Since the JPG format is about as old as computing, it has evolved over time, and its younger cousin is the .png format. There are some real benefits to PNG, but for today let's just say that PNG is for times when higher quality is prefered but file size is not much of a consideration.

The other "web-ready" file format we're going to chat about today is the GIF format, which you can see below:

GIF files use something called "indexed color" to help reduce file size. A color index is essentially a chart or map of the strict colors used in an image, and the receiving platform simply uses that color map (usually embedded in the file) to render each pixel. This first image actually uses only 64 colors to render the picture, and it actually looks pretty good by itself. However, if you compare it to the "JPG HIGH DETAIL" image, you can see specific graininess in the clouds and in the lit sky where there are gradients of color moving from light to dark. That graininess is called "dither", and to some degree you can control it by selecting the method of dither when you convert your image to indexed color.

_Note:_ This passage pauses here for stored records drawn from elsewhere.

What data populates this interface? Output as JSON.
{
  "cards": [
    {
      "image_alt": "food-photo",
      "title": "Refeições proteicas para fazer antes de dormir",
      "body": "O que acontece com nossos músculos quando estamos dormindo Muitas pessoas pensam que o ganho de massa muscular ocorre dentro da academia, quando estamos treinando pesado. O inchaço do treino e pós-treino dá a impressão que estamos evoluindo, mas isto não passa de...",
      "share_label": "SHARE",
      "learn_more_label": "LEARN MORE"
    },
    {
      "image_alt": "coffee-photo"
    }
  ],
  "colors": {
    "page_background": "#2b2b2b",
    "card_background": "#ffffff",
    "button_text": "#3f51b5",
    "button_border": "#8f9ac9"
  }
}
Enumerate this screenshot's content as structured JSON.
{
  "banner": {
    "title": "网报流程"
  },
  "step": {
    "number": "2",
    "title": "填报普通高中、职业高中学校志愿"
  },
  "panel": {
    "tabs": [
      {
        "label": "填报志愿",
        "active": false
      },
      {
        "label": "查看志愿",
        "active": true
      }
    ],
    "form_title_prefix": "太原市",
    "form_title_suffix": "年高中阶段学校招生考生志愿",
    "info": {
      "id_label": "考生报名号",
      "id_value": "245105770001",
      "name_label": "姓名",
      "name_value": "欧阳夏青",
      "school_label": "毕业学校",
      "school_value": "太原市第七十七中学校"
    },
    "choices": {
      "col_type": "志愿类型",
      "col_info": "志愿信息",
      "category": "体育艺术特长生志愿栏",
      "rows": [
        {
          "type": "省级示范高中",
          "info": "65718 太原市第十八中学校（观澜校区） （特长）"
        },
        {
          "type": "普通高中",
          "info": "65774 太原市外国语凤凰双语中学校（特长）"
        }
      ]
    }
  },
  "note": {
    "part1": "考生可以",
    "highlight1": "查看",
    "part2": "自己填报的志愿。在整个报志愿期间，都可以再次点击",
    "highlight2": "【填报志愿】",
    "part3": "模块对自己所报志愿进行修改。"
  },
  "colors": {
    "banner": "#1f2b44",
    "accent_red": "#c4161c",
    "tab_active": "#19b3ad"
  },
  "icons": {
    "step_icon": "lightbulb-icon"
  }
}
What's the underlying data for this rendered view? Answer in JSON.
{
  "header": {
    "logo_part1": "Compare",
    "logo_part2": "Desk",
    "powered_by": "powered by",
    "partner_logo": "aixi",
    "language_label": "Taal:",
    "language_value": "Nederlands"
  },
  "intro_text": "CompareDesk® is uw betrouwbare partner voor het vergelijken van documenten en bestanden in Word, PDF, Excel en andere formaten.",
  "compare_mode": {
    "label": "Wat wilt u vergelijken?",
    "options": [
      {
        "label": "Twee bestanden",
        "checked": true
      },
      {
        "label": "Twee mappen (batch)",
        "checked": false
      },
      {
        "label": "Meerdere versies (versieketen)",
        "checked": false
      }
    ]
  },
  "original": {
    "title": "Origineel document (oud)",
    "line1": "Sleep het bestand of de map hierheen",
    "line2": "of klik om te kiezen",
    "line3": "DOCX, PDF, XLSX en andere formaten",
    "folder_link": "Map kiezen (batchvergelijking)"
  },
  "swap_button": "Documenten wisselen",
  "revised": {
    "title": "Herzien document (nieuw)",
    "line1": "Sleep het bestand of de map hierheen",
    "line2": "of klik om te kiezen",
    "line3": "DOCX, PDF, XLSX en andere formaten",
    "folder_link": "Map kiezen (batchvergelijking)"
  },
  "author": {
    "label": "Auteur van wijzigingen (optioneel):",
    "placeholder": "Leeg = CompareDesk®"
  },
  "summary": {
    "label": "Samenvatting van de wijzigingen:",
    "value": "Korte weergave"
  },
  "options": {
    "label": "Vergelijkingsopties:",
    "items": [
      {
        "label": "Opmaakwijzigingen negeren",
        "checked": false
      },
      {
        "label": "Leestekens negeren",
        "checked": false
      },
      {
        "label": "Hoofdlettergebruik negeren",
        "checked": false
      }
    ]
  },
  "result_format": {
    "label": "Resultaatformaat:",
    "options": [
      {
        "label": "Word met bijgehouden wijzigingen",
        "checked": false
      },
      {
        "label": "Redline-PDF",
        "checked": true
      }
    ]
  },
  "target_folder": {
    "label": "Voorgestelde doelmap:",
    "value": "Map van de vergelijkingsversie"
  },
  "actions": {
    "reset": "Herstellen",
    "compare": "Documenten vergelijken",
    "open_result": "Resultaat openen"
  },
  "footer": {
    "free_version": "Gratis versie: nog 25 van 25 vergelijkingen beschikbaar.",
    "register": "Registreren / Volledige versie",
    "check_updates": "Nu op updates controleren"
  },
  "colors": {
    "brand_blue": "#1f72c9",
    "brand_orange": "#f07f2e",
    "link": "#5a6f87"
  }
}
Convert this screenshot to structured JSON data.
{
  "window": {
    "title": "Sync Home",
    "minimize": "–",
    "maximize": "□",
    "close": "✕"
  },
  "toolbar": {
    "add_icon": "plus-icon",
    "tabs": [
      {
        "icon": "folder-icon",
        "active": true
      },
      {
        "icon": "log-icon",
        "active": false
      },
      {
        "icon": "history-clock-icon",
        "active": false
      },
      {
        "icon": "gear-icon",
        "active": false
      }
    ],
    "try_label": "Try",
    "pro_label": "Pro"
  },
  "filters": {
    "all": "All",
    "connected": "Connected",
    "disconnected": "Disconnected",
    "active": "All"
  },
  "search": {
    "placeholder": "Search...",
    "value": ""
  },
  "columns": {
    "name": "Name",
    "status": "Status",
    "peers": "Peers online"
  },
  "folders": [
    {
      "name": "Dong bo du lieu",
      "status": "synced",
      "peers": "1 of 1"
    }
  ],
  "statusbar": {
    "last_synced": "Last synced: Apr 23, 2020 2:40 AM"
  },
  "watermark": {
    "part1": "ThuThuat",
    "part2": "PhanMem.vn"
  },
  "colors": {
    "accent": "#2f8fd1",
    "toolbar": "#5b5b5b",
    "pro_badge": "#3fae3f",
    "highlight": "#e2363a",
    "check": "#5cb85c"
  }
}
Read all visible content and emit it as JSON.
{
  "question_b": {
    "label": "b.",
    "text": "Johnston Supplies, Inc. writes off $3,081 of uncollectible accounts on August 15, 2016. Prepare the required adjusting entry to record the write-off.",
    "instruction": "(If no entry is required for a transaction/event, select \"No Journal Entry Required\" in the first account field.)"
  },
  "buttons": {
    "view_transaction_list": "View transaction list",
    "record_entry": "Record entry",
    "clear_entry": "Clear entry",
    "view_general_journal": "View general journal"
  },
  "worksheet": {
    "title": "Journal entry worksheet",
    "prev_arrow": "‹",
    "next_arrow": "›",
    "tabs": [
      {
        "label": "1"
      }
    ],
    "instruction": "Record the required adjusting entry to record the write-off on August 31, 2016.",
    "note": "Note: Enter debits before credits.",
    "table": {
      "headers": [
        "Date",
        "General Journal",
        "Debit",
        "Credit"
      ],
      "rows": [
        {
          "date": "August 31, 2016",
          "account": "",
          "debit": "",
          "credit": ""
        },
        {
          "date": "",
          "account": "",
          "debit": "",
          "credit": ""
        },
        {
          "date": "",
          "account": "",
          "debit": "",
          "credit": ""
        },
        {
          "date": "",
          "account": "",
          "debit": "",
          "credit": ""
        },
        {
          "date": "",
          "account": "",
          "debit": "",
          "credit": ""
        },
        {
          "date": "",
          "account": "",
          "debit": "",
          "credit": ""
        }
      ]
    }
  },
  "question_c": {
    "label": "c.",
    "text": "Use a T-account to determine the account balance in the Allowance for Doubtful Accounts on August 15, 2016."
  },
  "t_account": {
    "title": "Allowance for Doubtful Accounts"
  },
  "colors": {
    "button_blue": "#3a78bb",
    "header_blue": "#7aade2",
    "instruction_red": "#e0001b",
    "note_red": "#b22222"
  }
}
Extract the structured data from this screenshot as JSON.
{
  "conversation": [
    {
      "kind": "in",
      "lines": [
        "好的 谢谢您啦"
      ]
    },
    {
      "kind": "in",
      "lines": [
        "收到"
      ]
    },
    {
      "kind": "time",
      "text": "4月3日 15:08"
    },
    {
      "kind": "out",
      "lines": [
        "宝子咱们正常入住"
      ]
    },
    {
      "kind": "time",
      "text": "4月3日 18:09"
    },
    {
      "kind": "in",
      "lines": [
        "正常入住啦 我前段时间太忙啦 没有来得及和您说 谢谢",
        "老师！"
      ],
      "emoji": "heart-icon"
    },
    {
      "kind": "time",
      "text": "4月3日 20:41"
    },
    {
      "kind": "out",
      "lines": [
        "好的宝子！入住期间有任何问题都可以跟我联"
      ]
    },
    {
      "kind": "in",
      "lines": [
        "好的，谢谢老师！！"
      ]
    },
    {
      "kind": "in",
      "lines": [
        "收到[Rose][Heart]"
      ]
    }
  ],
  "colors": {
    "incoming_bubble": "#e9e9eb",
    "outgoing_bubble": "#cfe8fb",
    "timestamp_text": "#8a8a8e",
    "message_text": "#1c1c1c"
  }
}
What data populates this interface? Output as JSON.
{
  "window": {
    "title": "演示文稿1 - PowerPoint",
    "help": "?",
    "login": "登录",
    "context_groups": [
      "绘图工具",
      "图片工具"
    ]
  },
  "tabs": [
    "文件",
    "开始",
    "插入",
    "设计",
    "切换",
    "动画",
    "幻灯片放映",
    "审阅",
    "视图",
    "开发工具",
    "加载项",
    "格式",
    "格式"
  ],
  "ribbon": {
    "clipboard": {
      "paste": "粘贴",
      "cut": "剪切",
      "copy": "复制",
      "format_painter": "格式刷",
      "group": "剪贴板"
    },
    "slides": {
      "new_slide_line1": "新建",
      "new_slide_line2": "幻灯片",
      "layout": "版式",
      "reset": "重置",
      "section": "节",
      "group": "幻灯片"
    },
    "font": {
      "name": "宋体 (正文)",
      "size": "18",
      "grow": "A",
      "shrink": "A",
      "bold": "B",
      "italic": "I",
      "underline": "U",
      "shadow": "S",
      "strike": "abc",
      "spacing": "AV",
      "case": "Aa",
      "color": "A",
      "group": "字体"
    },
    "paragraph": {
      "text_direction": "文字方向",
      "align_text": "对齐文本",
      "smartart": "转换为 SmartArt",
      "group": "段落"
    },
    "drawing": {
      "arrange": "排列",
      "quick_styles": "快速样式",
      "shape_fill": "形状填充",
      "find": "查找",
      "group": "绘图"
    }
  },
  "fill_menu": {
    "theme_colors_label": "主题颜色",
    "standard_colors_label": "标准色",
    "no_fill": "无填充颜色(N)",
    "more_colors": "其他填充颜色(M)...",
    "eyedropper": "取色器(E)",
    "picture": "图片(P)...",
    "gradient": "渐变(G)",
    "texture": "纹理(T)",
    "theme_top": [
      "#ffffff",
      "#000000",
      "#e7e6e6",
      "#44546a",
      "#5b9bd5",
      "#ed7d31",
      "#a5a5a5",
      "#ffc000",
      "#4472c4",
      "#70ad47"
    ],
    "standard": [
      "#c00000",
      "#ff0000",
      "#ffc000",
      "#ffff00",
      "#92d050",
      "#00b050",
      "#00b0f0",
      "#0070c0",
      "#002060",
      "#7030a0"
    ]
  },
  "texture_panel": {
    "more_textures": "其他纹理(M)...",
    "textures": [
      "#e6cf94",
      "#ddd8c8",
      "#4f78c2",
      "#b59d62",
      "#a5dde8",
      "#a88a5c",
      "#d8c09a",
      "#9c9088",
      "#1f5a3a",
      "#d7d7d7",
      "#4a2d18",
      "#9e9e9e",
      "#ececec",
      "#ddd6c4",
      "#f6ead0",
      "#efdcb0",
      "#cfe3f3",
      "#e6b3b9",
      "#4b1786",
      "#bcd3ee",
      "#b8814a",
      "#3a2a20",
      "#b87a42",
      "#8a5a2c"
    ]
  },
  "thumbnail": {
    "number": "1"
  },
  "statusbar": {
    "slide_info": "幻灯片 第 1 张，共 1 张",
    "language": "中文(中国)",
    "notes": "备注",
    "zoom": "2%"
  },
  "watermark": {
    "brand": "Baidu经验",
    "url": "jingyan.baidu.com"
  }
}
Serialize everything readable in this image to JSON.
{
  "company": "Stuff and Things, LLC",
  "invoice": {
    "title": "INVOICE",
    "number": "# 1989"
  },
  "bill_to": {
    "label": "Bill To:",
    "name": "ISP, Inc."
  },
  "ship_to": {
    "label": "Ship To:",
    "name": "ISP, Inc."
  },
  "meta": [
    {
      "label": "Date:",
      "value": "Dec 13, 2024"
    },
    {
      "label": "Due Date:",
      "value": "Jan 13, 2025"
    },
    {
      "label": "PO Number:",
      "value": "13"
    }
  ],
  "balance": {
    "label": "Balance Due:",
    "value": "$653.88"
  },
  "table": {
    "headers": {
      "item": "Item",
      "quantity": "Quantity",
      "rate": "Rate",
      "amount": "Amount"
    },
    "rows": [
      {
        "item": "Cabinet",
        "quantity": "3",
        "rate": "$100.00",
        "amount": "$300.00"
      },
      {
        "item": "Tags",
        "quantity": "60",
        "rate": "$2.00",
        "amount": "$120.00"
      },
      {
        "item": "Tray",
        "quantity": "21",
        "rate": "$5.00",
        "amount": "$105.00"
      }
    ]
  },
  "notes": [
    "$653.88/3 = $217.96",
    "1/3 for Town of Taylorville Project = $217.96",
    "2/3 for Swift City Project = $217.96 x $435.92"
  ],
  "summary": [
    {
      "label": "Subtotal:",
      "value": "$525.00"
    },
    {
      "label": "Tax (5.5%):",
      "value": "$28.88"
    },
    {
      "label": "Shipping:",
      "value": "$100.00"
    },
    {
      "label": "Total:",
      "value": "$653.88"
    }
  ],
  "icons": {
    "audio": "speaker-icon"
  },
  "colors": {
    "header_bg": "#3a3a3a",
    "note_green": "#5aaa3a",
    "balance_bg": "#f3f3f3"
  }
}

You can see the further effects of dither in this next image, which is saved down to a 32-color index:

I know what you're thinking: maybe what I want is no dither to eliminate the graininess. that seems like a good idea in theory, but when you actually render a no-dither, you get something like this:

You get something which looks far less realistic, though perhaps there are some applications for this kind of rendering when you want a more impressionistic effect.

For now, just remember that to save as any file type, you simply have to change the file type extension of your file in the "Save As ..." dialog box, and the GiMP will drive the file conversion.